The ruling and its consequences
Unlike related cases like the Vodafone case in India and the Petrotech case in Peru, the Court of Appeal ruled in favour of the URA, saying that the URA had jurisdiction to raise a proper tax assessment against Zain International BV. This issue is currently unresolved and is under the Mutual Agreement procedure (MAP) as prescribed by the Double Tax Treaty.
The Governments of India, Peru and Uganda subsequently changed their domestic laws to allow taxation of offshore indirect sales. Uganda also introduced a provision in its domestic laws to tax the local entity once there is a direct or indirect change of ownership (of the local entity) by 50% or more.
Change in control of companies
Under the Income Tax Amendment Act of July 2018, income is sourced in Uganda if there is a direct or indirect change of ownership by 50% or more of a person other than an individual, government, political subdivision of a government or a listed institution located in Uganda. If this change in ownership happens within a period of three years, there will be a deemed sale of assets owned by the local Ugandan entity.
A change in control is determined by reference to direct or indirect ownership, which enables the tracing through of intermediate holding entities between the asset owning local entity and the ultimate holder of the shares which are subject to the actual sale. In other words, this will curb tax avoidance propagated by a transfer of shares.
The Income Tax Act provides that where direct or indirect ownership of a local Ugandan entity changes by 50% or more, the local entity will be treated as:
- Realising all its assets and liabilities immediately before the change;
- Having parted with ownership of each asset and deriving an amount in respect of the realisation equal to the market value of the asset at the time of the realisation;
- Reacquiring the asset and incurring expenditure of the amount referred to in paragraph (b) for the acquisition;
- Realising each liability, and is deemed to have spent the spent the amount equal to the market value of that liability at the time of the realisation; and
- Re-stating the liability for the amount referred to in paragraph (d).
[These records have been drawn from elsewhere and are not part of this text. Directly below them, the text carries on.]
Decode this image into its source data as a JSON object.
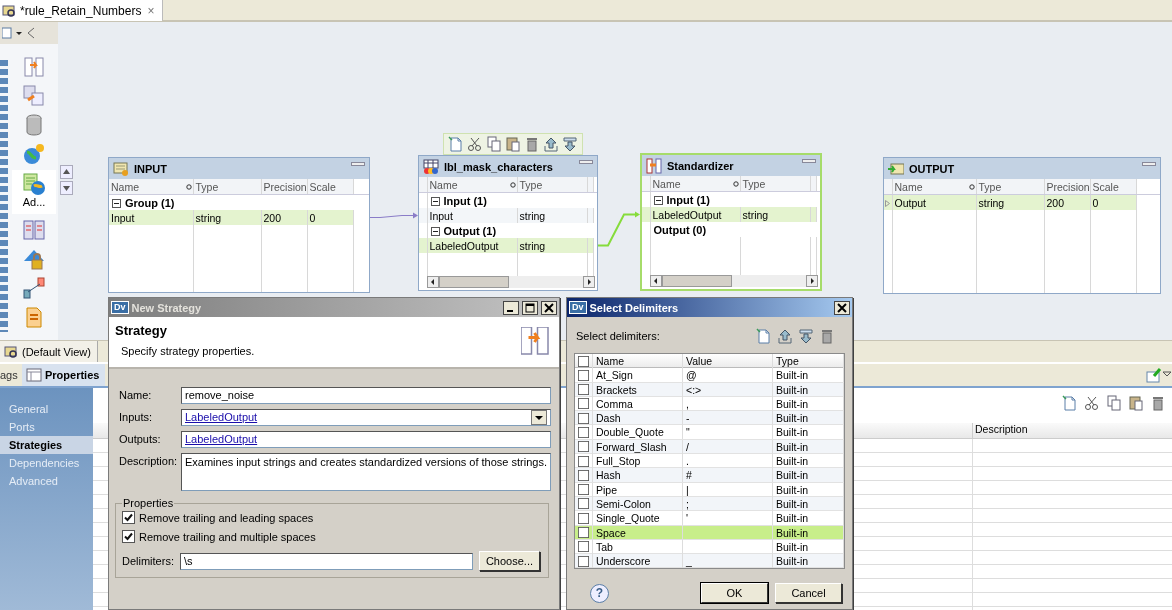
{
  "editor_tab": {
    "title": "*rule_Retain_Numbers",
    "close": "×"
  },
  "palette": {
    "items": [
      {
        "selected": false
      },
      {
        "selected": false
      },
      {
        "selected": false
      },
      {
        "selected": false
      },
      {
        "selected": true,
        "label": "Ad..."
      },
      {
        "selected": false
      },
      {
        "selected": false
      },
      {
        "selected": false
      },
      {
        "selected": false
      }
    ]
  },
  "canvas": {
    "nodes": [
      {
        "kind": "input",
        "title": "INPUT",
        "selected": false,
        "columns": [
          "Name",
          "Type",
          "Precision",
          "Scale"
        ],
        "rows": [
          {
            "kind": "group",
            "label": "Group (1)",
            "expanded": true
          },
          {
            "kind": "port",
            "cells": [
              "Input",
              "string",
              "200",
              "0"
            ],
            "selected": true
          }
        ]
      },
      {
        "kind": "mapplet",
        "title": "lbl_mask_characters",
        "selected": false,
        "columns": [
          "Name",
          "Type"
        ],
        "rows": [
          {
            "kind": "group",
            "label": "Input (1)",
            "expanded": true
          },
          {
            "kind": "port",
            "cells": [
              "Input",
              "string"
            ],
            "selected": false
          },
          {
            "kind": "group",
            "label": "Output (1)",
            "expanded": true
          },
          {
            "kind": "port",
            "cells": [
              "LabeledOutput",
              "string"
            ],
            "selected": true
          }
        ]
      },
      {
        "kind": "standardizer",
        "title": "Standardizer",
        "selected": true,
        "columns": [
          "Name",
          "Type"
        ],
        "rows": [
          {
            "kind": "group",
            "label": "Input (1)",
            "expanded": true
          },
          {
            "kind": "port",
            "cells": [
              "LabeledOutput",
              "string"
            ],
            "selected": true
          },
          {
            "kind": "empty_group",
            "label": "Output (0)"
          }
        ]
      },
      {
        "kind": "output",
        "title": "OUTPUT",
        "selected": false,
        "columns": [
          "Name",
          "Type",
          "Precision",
          "Scale"
        ],
        "rows": [
          {
            "kind": "port",
            "cells": [
              "Output",
              "string",
              "200",
              "0"
            ],
            "selected": true
          }
        ]
      }
    ],
    "links": [
      {
        "selected": false
      },
      {
        "selected": true
      }
    ]
  },
  "view_bar": {
    "label": "(Default View)"
  },
  "properties_view": {
    "tabs": [
      {
        "label": "ags",
        "selected": false
      },
      {
        "label": "Properties",
        "selected": true
      }
    ],
    "nav": [
      {
        "label": "General",
        "selected": false
      },
      {
        "label": "Ports",
        "selected": false
      },
      {
        "label": "Strategies",
        "selected": true
      },
      {
        "label": "Dependencies",
        "selected": false
      },
      {
        "label": "Advanced",
        "selected": false
      }
    ],
    "table": {
      "columns": [
        "Description"
      ]
    }
  },
  "new_strategy_dialog": {
    "icon_text": "Dv",
    "title": "New Strategy",
    "active": false,
    "heading": "Strategy",
    "subheading": "Specify strategy properties.",
    "fields": [
      {
        "kind": "text",
        "label": "Name:",
        "value": "remove_noise",
        "link": false
      },
      {
        "kind": "dropdown",
        "label": "Inputs:",
        "value": "LabeledOutput",
        "link": true
      },
      {
        "kind": "text",
        "label": "Outputs:",
        "value": "LabeledOutput",
        "link": true
      },
      {
        "kind": "textarea",
        "label": "Description:",
        "value": "Examines input strings and creates standardized versions of those strings.",
        "link": false
      }
    ],
    "properties": {
      "legend": "Properties",
      "options": [
        {
          "label": "Remove trailing and leading spaces",
          "checked": true
        },
        {
          "label": "Remove trailing and multiple spaces",
          "checked": true
        }
      ],
      "delimiters": {
        "label": "Delimiters:",
        "value": "\\s",
        "button": "Choose..."
      }
    }
  },
  "select_delimiters_dialog": {
    "icon_text": "Dv",
    "title": "Select Delimiters",
    "active": true,
    "prompt": "Select delimiters:",
    "all_checked": false,
    "columns": [
      "Name",
      "Value",
      "Type"
    ],
    "rows": [
      {
        "name": "At_Sign",
        "value": "@",
        "type": "Built-in",
        "checked": false,
        "selected": false
      },
      {
        "name": "Brackets",
        "value": "<:>",
        "type": "Built-in",
        "checked": false,
        "selected": false
      },
      {
        "name": "Comma",
        "value": ",",
        "type": "Built-in",
        "checked": false,
        "selected": false
      },
      {
        "name": "Dash",
        "value": "-",
        "type": "Built-in",
        "checked": false,
        "selected": false
      },
      {
        "name": "Double_Quote",
        "value": "\"",
        "type": "Built-in",
        "checked": false,
        "selected": false
      },
      {
        "name": "Forward_Slash",
        "value": "/",
        "type": "Built-in",
        "checked": false,
        "selected": false
      },
      {
        "name": "Full_Stop",
        "value": ".",
        "type": "Built-in",
        "checked": false,
        "selected": false
      },
      {
        "name": "Hash",
        "value": "#",
        "type": "Built-in",
        "checked": false,
        "selected": false
      },
      {
        "name": "Pipe",
        "value": "|",
        "type": "Built-in",
        "checked": false,
        "selected": false
      },
      {
        "name": "Semi-Colon",
        "value": ";",
        "type": "Built-in",
        "checked": false,
        "selected": false
      },
      {
        "name": "Single_Quote",
        "value": "'",
        "type": "Built-in",
        "checked": false,
        "selected": false
      },
      {
        "name": "Space",
        "type": "Built-in",
        "checked": false,
        "selected": true
      },
      {
        "name": "Tab",
        "type": "Built-in",
        "checked": false,
        "selected": false
      },
      {
        "name": "Underscore",
        "value": "_",
        "type": "Built-in",
        "checked": false,
        "selected": false
      }
    ],
    "help": "?",
    "buttons": [
      "OK",
      "Cancel"
    ]
  }
}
The purpose of introducing this provision is based on the fact that although direct ownership of the local entity does not change as in the case of Zain Uganda, the shares sold derive part of their value from assets located in Uganda. The URA can tax the local entity on the unrealised gain on both source and residence since it is deemed that the assets of the local entity are disposed of. The asset owning entity is treated as disposing of and re-acquiring its assets at their market value.
A sale of the assets at their market value will be deemed to occur, and the difference between the original cost (carrying cost) of the assets and the market value gives rise to a taxable capital gain in Uganda.
Double taxation aspects
In order to protect the local entity against double taxation in case of a change in control in future, this model treats the local asset owning entity as re-acquiring the assets for their market value. This means that in case of a future sale, since the assets in the balance sheet are stated at the market value and there is intent to dispose of them at the current market value, the gain on disposal could be minimal or zero, depending on the time between the current deemed disposal and the next sale.
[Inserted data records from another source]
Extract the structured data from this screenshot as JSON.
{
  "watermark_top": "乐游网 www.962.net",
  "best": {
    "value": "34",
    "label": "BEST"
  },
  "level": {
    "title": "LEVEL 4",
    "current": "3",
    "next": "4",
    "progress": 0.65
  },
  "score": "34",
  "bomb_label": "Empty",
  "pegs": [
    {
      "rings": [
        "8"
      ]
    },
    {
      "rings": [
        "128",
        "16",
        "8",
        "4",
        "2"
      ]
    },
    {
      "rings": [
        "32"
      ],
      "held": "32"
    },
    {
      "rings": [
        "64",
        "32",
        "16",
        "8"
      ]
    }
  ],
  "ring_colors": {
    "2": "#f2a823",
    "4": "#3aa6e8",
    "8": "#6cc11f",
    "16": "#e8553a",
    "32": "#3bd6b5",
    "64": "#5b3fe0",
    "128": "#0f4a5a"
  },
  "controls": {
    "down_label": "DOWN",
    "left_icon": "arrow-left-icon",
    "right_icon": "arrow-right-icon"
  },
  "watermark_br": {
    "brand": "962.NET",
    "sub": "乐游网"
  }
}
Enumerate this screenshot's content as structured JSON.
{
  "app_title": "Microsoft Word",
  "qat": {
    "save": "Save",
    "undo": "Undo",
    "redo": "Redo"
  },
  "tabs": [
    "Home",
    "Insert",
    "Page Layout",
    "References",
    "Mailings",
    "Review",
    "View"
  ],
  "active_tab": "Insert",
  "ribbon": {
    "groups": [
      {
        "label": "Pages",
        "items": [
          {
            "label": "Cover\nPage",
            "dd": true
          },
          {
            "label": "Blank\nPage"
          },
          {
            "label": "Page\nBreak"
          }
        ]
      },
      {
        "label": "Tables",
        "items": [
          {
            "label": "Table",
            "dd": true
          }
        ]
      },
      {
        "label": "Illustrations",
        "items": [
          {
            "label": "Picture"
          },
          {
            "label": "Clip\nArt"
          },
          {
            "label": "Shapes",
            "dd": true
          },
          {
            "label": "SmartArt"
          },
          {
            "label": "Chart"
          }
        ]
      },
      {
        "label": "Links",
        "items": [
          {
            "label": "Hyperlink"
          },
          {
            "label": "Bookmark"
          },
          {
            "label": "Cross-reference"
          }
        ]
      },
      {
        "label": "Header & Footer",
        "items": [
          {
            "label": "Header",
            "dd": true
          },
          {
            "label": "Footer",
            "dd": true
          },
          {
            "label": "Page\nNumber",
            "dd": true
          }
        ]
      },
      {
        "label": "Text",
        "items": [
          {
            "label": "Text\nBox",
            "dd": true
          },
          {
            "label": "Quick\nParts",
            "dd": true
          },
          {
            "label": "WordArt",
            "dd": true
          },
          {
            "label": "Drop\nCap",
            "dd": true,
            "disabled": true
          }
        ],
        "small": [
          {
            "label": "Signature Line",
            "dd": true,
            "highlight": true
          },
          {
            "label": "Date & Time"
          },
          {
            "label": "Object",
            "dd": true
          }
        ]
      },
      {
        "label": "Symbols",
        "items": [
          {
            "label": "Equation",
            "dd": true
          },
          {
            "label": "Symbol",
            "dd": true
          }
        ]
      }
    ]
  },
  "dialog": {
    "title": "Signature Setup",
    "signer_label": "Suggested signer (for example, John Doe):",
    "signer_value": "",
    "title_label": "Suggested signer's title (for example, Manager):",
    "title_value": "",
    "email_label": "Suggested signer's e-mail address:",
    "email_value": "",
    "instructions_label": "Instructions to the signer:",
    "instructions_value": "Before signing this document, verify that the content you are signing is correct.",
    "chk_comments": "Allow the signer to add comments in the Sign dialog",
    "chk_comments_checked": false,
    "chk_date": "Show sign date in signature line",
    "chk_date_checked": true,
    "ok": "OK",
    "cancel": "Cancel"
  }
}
Under the model, liabilities are also restated to market value and the balance sheet is restated at market value.
The other advantage is that it eases enforcement and collection of the tax liability by the URA because it combats the difficulties in collecting the tax where transactions take place between two non-residents like Zain International BV and Bharti Airtel International.
On the other hand, In the case of Zain International, a possibility of double non taxation could have occurred because Netherlands exempts capital gains realised on disposal of shares qualifying for a participation exemption. However, introduction of the provision may lead to double taxation whereby tax may be imposed in the jurisdiction where the actual sale occurs and in the jurisdiction where the deemed sale occurs.
Additionally, since the local entity does not receive the proceeds of the disposal, it may be difficult to collect the taxes payable.
Further, there may be practical difficulties in determining market values of the assets at the time of the deemed disposal that are acceptable to URA.
The question arises as to what the tax point will be in this case, especially where an indirect transfer between two non-resident entities is involved.
Should the local entity track changes in its shareholding and account for capital gains tax as soon as a change in ownership that meets the threshold established by law is registered?